‘Ferramonti: Salvation Behind the Barbed Wire’
Book peers inside overlooked Italian concentration camp
Some years ago I stumbled onto the discovery of Ferramonti di Tarsia, the only large-scale concentration camp built and run by Italian Fascists during World War II. Nearly 4,000 Jews, all refugees who had escaped to Italy from Nazi occupied countries, were housed there. I wrote about the camp in a chapter in my second book, “Under the Southern Sun,” and was amazed by the response I got from survivors and children of survivors thanking me for bringing attention to a mostly untold story.
Hidden away in the mountains of Calabria, Italy’s “toe,” even Italians of the time were unaware of its existence. The Mussolini government sent many of its undesirables to the remote regions of the south, many in what they referred to as confino libero or free confinement, which meant that they were housed in remote villages and reported to local constables on a regular basis. Carlo Levi’s “Christ Stopped at Eboli” details this system.

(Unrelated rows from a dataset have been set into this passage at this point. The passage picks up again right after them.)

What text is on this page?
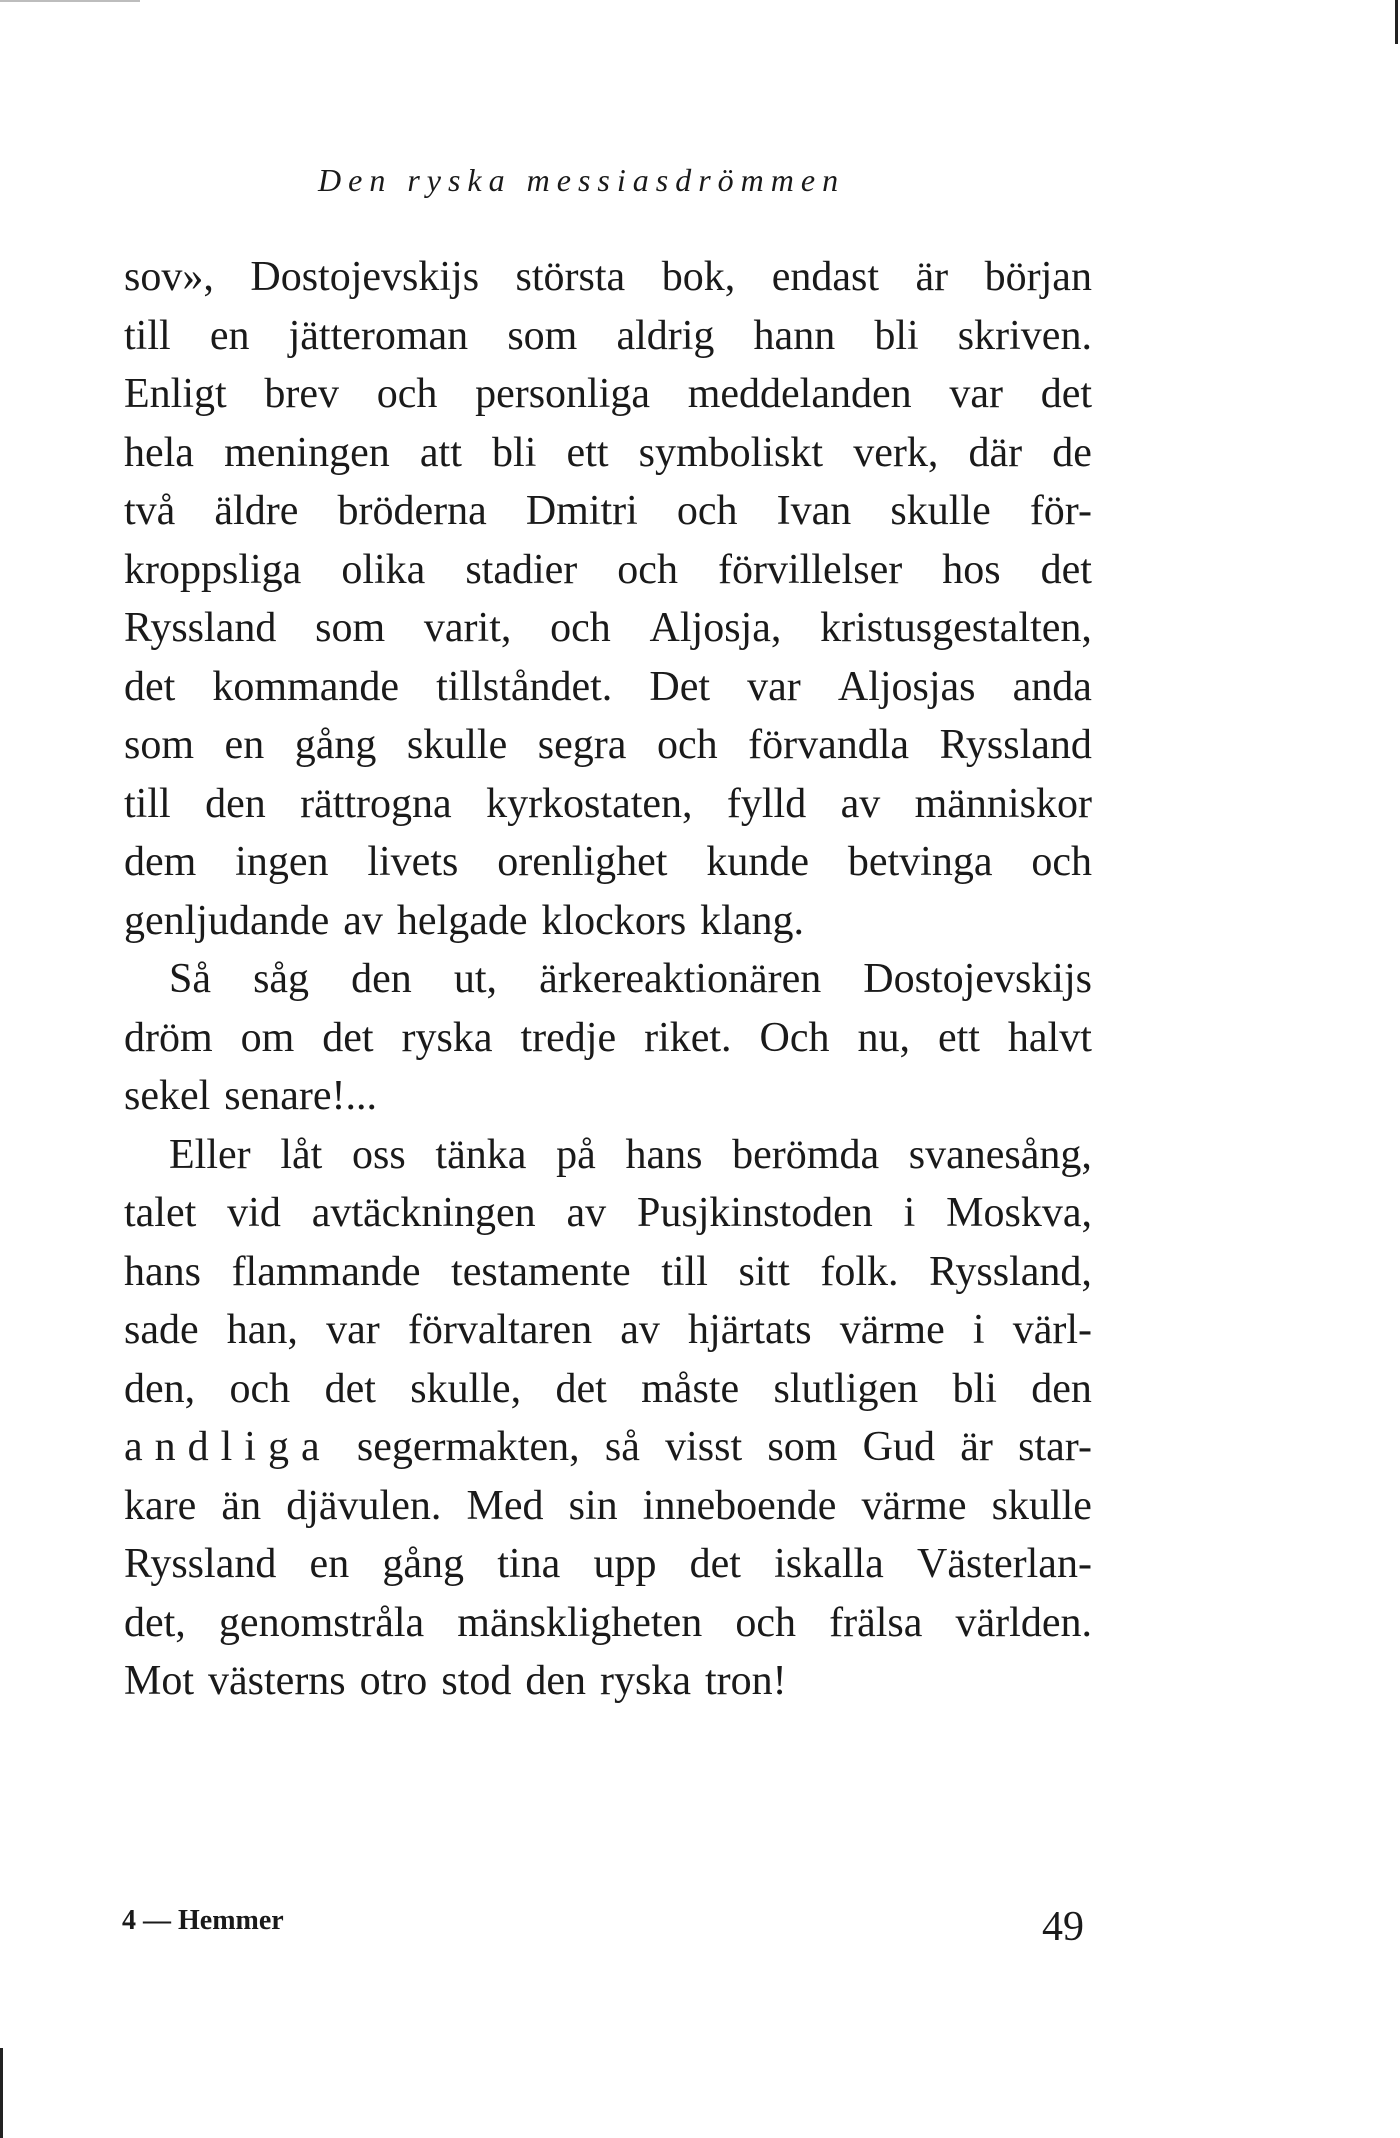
Den ryska messiasdrömmen
sov», Dostojevskijs största bok, endast är början
till en jätteroman som aldrig hann bli skriven.
Enligt brev och personliga meddelanden var det
hela meningen att bli ett symboliskt verk, där de
två äldre bröderna Dmitri och Ivan skulle för-
kroppsliga olika stadier och förvillelser hos det
Ryssland som varit, och Aljosja, kristusgestalten,
det kommande tillståndet. Det var Aljosjas anda
som en gång skulle segra och förvandla Ryssland
till den rättrogna kyrkostaten, fylld av människor
dem ingen livets orenlighet kunde betvinga och
genljudande av helgade klockors klang.
Så såg den ut, ärkereaktionären Dostojevskijs
dröm om det ryska tredje riket. Och nu, ett halvt
sekel senare!...
Eller låt oss tänka på hans berömda svanesång,
talet vid avtäckningen av Pusjkinstoden i Moskva,
hans flammande testamente till sitt folk. Ryssland,
sade han, var förvaltaren av hjärtats värme i värl-
den, och det skulle, det måste slutligen bli den
andliga segermakten, så visst som Gud är star-
kare än djävulen. Med sin inneboende värme skulle
Ryssland en gång tina upp det iskalla Västerlan-
det, genomstråla mänskligheten och frälsa världen.
Mot västerns otro stod den ryska tron!
4 — Hemmer	49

The establishment of an actual camp was unique and hidden from public view. The Italians had gone along with Hitler’s anti-Semitic policies to secure military aid in Greece and the Balkans but had the common sense to be ashamed of their actions. And while willing to strip perfectly innocent people, most of whom were highly educated, of their civil rights and freedoms, they never turned into the barbarous murderers of their northern allies. And that’s the saving grace of Ferramonti.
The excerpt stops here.